@maxdancona,
I haven't read through all the comments in this thread yet but I think I've gotten the gist of you argument. I'm pausing here to suggest that your assertion in response to revelette is wrong.
Slogans and 30 second commercials are obviously employed in political campaigns but I don't know how you back-up up your assumption that it is these techniques that decide elections.
Some people neither need nor want long-winded, nuanced policy dissertations, and realize that even if they are provided them by candidates they are very likely to contain statistics that are framed in a way to support one side or the other, logical fallacies and obfuscation galore and plenty of downright lies.
Obamacare didn't require debating policy wonks to be understood by the voters, in fact it was one of Gruber's central points that if the legislation had been explained in a cogent manner which most voters could grasp, it would have received even greater public opposition.
Gruber gleefully admitted that an absence of transparency was a political advantage, but this isn't proof, as he suggested, of the American voter's stupidity, quite the opposite. He, essentially, admitted that if the intent and mechanism of the ACA was explained in a way that anyone might understand, it would have been toast. If you have to lie and confuse to get legislation passed it means that the voters are smart enough to recognize a bad idea when they see it. If they were stupid, the Dems could have told them exactly what they intended and the voters wouldn't have known any better.
For one of the most arrogant SOBs I've ever seen, perhaps the height of Gruber's arrogance is the suggestion that anyone was stupid because they couldn't see past the lies and obfuscation he was engineering. He, and I suspect you, confuse stupidity with other characteristics like trust and frustration. For a number of reasons, that don't include his track record, Obama was able to obtain the trust of a large segment of the population. Of course he has cynically abused that trust, and particularly so with Obamacare, but this doesn't mean the people who invested their trust in him did so because of stupidity (and here I define stupidity as lack of intelligence, not foolishness). And the people that didn't burn down the White House because of their opposition to Obamacare didn't fail to do so because they stupidly believed the BS they were being told.

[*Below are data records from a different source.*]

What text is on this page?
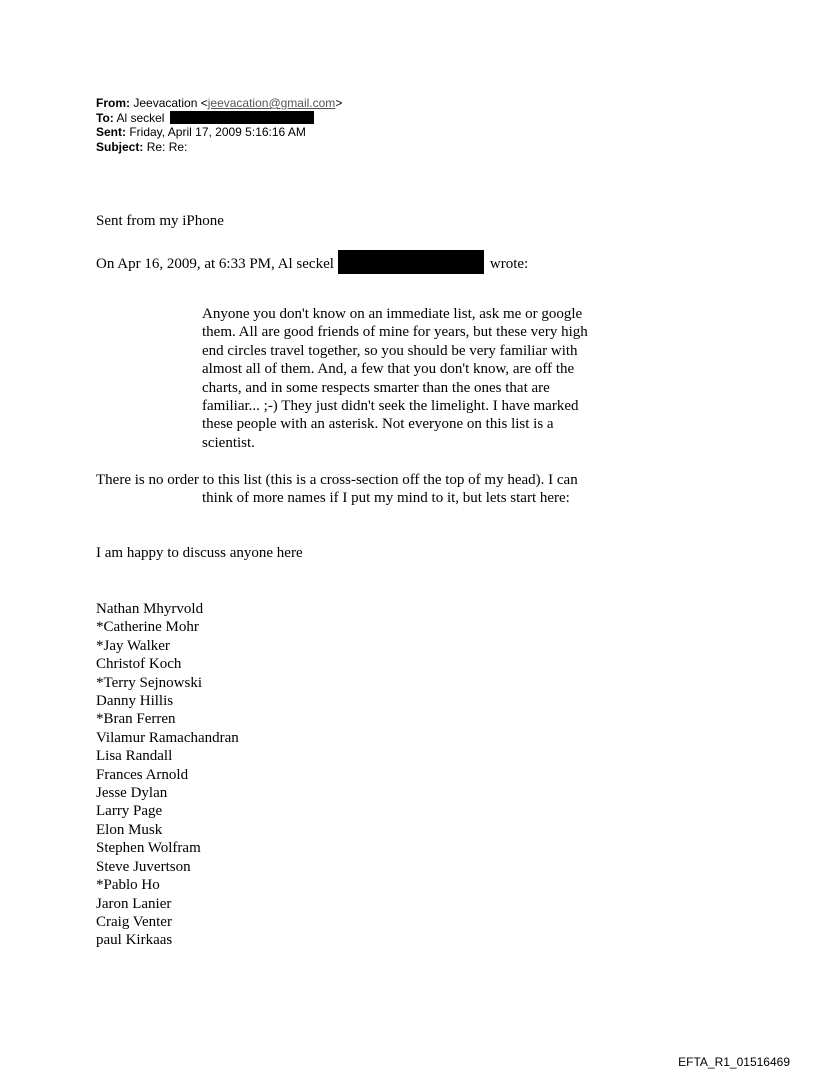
From: Jeevacation <jeevacation@gmail.com>
To: Al seckel
Sent: Friday, April 17, 2009 5:16:16 AM
Subject: Re: Re:
Sent from my iPhone
On Apr 16, 2009, at 6:33 PM, Al seckel	wrote:
Anyone you don't know on an immediate list, ask me or google
them. All are good friends of mine for years, but these very high
end circles travel together, so you should be very familiar with
almost all of them. And, a few that you don't know, are off the
charts, and in some respects smarter than the ones that are
familiar... ;-) They just didn't seek the limelight. I have marked
these people with an asterisk. Not everyone on this list is a
scientist.
There is no order to this list (this is a cross-section off the top of my head). I can
think of more names if I put my mind to it, but lets start here:
I am happy to discuss anyone here
Nathan Mhyrvold
*Catherine Mohr
*Jay Walker
Christof Koch
*Terry Sejnowski
Danny Hillis
*Bran Ferren
Vilamur Ramachandran
Lisa Randall
Frances Arnold
Jesse Dylan
Larry Page
Elon Musk
Stephen Wolfram
Steve Juvertson
*Pablo Ho
Jaron Lanier
Craig Venter
paul Kirkaas
EFTA_R1_01516469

The voters don't need Lincoln/Douglas style debates that last for hours to determine for whom they should vote. They need honesty, plain language and all the facts and they are not getting them from candidates of either party. So instead they rely one people who they trust and who they think have taken the time they don't have to dig through all the BS for something like the truth: friends, relatives, pundits, radio talk-show hosts, even actors. They also rely on their overall sense of what each party stands for.
I'm sure that there are plenty of voters with low intelligence who vote for one candidate or the other for ridiculous reasons that only a "stupid" person might conceive, (See Gwyneth Paltrow, who is ready to make Obama a dictator because he's so, so handsome) but I'm also sure this is not the profile of the average voter. The "stupid" people who vote, for the most part, go to work every day, raise families, participate in social undertakings and generally manage to keep themselves and their families alive while contributing to society in ways small and large. If given the truth and the facts, deciding on who they think will best run the government is hardly the toughest challenge they have to face.
You seem to think that voters have the ultimate say over how campaigns are run. This might be true if they were provided options every year. If everyone is lying, obfuscating and slinging mud, how do your propose they register their displeasure with the practices? Writing letters to the editors of their local paper?
Obviously as a progressive you are inclined to think that the citizenry is incapable of determining what is best for not only the country, but for themselves; that they need experts like Gruber to make those determinations. Perhaps, like him, you bemoan the need for lies and obfuscation that is created by the stupidity of a populace that has the power of the vote.
In any case, even if it is true that the vast majority of voters are stupid, they do not all share the same stupidity; they are not simply one version of the same stupid lemming rushing over a cliff. They're stupid disagreements may sometime make it difficult to get things that are necessary done, but they also make it even more difficult for us to all rush off that cliff. I much prefer the random stupidity of the people fitfully directing the course of the nation, than any well oiled machine run solely by an elite cadre of grand intellects like Gruber and Obama.